Similarly, "The Inevitable Defeat of Mister and Pete" illuminates the struggles of people living in the inner-city projects, following 13-year-old Mister (Skylan Brooks) as he tries to survive through a stifling New York summer after being abandoned by his mother (Jennifer Hudson).
"Mister's journey is not often heard," actor Adewale Akinnuoye-Agbaje said at the movie's premiere. "What he does is he just shows the humanity of who he is as a young black child, and you're able to see his humanity, his heart, beyond his skin color."
More than simply stories on the streets, this year's batch of movies also represent African-American family life on the big screen. Oprah Winfrey revealed she was very drawn to the cast of "The Butler" because of the central portrayal of the African-American family—doing typical things, like dropping a son off to college and finishing one another's sentences.
"One of the reasons why I love this film and wanted to be a part of it is the tenderness between the husband and wife, the tenderness and nurturing nature of the middle-class family," Winfrey said.
When it comes to depicting black family life, Robertson said the film industry has been slow to catch up to television, referencing sitcoms like "The Cosby Show" in the 1980s. And some argue that Hollywood still needs to stop putting African-Americans in roles of servitude, like slaves and servants, and start casting them more often as regular characters in mainstream movies.
"Critics don't look at a film and notice that every one of the lead roles is white," said Ronda Racha Penrice, author of "African-American History For Dummies" and editor at "Uptown" magazine. "We're taught it's the norm, and it's not the norm. We believe that we can have really good films that have majority white casts; why can't we believe that we can have a majority black, Latino, or Asian cast, and have a good film as well?"
However, some point out that the idea of a black renaissance in the film industry can be simplistic, and argue that in Hollywood the most important color isn't black or white, but green. Filmmaking is a business, and ultimately diverse story lines in mainstream theaters depend on funding and subsequent success at the box office.
"I don't think it's because there's any age of enlightenment," said Alfre Woodard, who is in "12 Years a Slave." "I think it's just serendipitous for those individuals that fight to get funding for the stories they want to get told; it just sort of happened that way right now. It will go just as dry as it ever was shortly."

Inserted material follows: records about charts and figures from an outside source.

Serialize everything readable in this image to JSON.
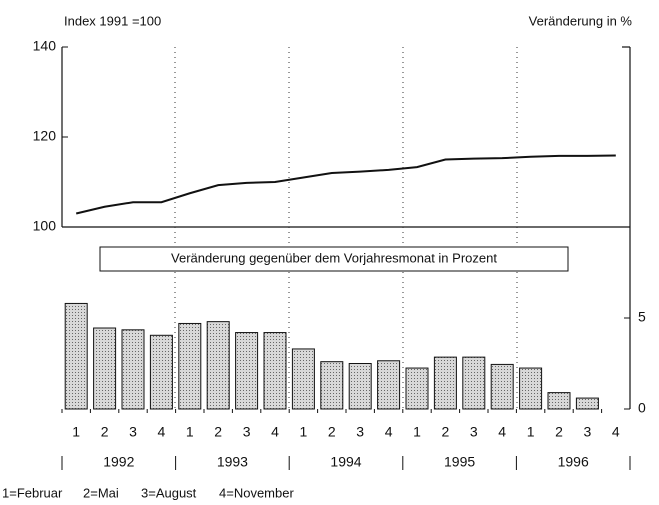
{
  "chart_data": [
    {
      "type": "line",
      "title": "Index 1991 =100",
      "color": "#111",
      "values": [
        103,
        104.5,
        105.5,
        105.5,
        107.5,
        109.3,
        109.8,
        110,
        111,
        112,
        112.3,
        112.7,
        113.3,
        115,
        115.2,
        115.3,
        115.6,
        115.8,
        115.8,
        115.9
      ],
      "ylim": [
        100,
        140
      ],
      "yticks": [
        100,
        120,
        140
      ]
    },
    {
      "type": "bar",
      "title": "Veränderung in %",
      "annotation": "Veränderung gegenüber dem Vorjahresmonat in Prozent",
      "color": "#c8c8c8",
      "categories": [
        "1",
        "2",
        "3",
        "4",
        "1",
        "2",
        "3",
        "4",
        "1",
        "2",
        "3",
        "4",
        "1",
        "2",
        "3",
        "4",
        "1",
        "2",
        "3",
        "4"
      ],
      "values": [
        5.8,
        4.45,
        4.35,
        4.05,
        4.7,
        4.8,
        4.2,
        4.2,
        3.3,
        2.6,
        2.5,
        2.65,
        2.25,
        2.85,
        2.85,
        2.45,
        2.25,
        0.9,
        0.6,
        null
      ],
      "year_groups": [
        "1992",
        "1993",
        "1994",
        "1995",
        "1996"
      ],
      "ylim": [
        0,
        10
      ],
      "yticks": [
        0,
        5
      ],
      "legend": [
        "1=Februar",
        "2=Mai",
        "3=August",
        "4=November"
      ]
    }
  ]
}
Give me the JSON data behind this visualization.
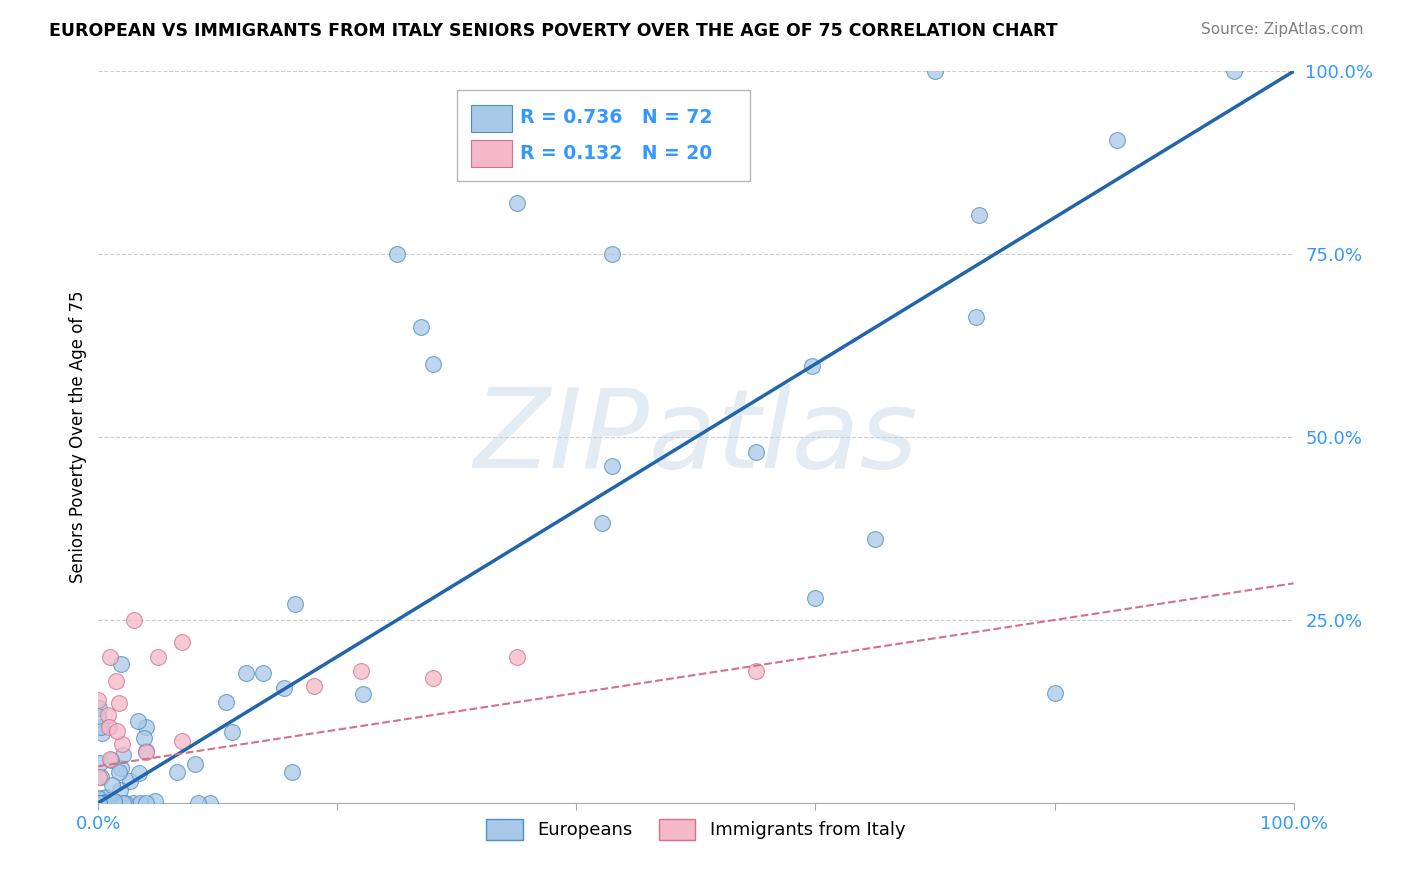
{
  "title": "EUROPEAN VS IMMIGRANTS FROM ITALY SENIORS POVERTY OVER THE AGE OF 75 CORRELATION CHART",
  "source": "Source: ZipAtlas.com",
  "ylabel": "Seniors Poverty Over the Age of 75",
  "watermark": "ZIPatlas",
  "europeans_R": 0.736,
  "europeans_N": 72,
  "italy_R": 0.132,
  "italy_N": 20,
  "blue_color": "#a8c8e8",
  "blue_edge_color": "#4d8fbd",
  "blue_line_color": "#2166ac",
  "pink_color": "#f4b8c8",
  "pink_edge_color": "#d4708a",
  "pink_line_color": "#d4708a",
  "label_color": "#3399ff",
  "xlim": [
    0,
    100
  ],
  "ylim": [
    0,
    100
  ],
  "blue_line_x0": 0,
  "blue_line_y0": 0,
  "blue_line_x1": 100,
  "blue_line_y1": 100,
  "pink_line_x0": 0,
  "pink_line_y0": 5,
  "pink_line_x1": 100,
  "pink_line_y1": 30
}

Nonetheless, the resurgence in movies that focus on African-American stories is apparent, with more than a dozen such films opening in the past four years. Even more, like "Belle" and "Get On Up," are set for release in 2014.

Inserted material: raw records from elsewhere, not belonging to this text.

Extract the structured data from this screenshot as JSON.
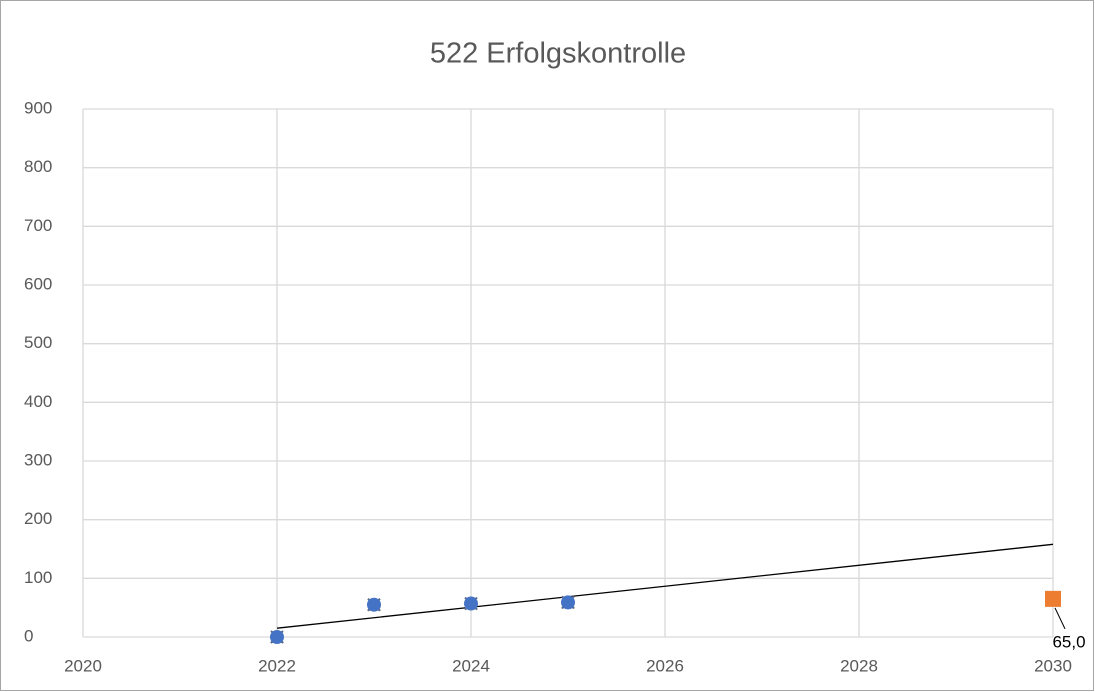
{
  "chart_data": {
    "type": "scatter",
    "title": "522 Erfolgskontrolle",
    "xlim": [
      2020,
      2030
    ],
    "xticks": [
      2020,
      2022,
      2024,
      2026,
      2028,
      2030
    ],
    "ylim": [
      0,
      900
    ],
    "yticks": [
      0,
      100,
      200,
      300,
      400,
      500,
      600,
      700,
      800,
      900
    ],
    "grid": true,
    "series": [
      {
        "marker": "triangle",
        "color": "#a5a5a5",
        "x": [
          2022,
          2023,
          2024,
          2025
        ],
        "values": [
          0,
          55,
          57,
          59
        ]
      },
      {
        "marker": "x",
        "color": "#5a6a85",
        "x": [
          2022,
          2023,
          2024,
          2025
        ],
        "values": [
          0,
          55,
          57,
          59
        ]
      },
      {
        "marker": "circle",
        "color": "#4472c4",
        "x": [
          2022,
          2023,
          2024,
          2025
        ],
        "values": [
          0,
          55,
          57,
          59
        ]
      },
      {
        "marker": "square",
        "color": "#ed7d31",
        "x": [
          2030
        ],
        "values": [
          65
        ],
        "value_labels": [
          "65,0"
        ]
      }
    ],
    "trendline": {
      "color": "#000000",
      "x": [
        2022,
        2030
      ],
      "values": [
        15,
        158
      ]
    }
  }
}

"The commercial and critical success of these films is showing," Penrice said. "Just like there are audiences for the various 'Avengers' movies, there are people who want to see these slices of wider America."
The push for more diversity is coming from within Hollywood as well. Lupita Nyong'o, another actor in "12 Years a Slave," said she looks forward to the day when films that feature African-American stories will no longer be an anomaly. Meanwhile, "The Butler" director Lee Daniels is reportedly planning production for an action movie starring an interracial gay couple.
"They have to fund those movies" said Octavia Spencer, one of the stars of "Fruitvale Station." "You have to create a level playing field for women, for people of color, gay, straight, whatever. We just need to do it. The money's there. The subject's there."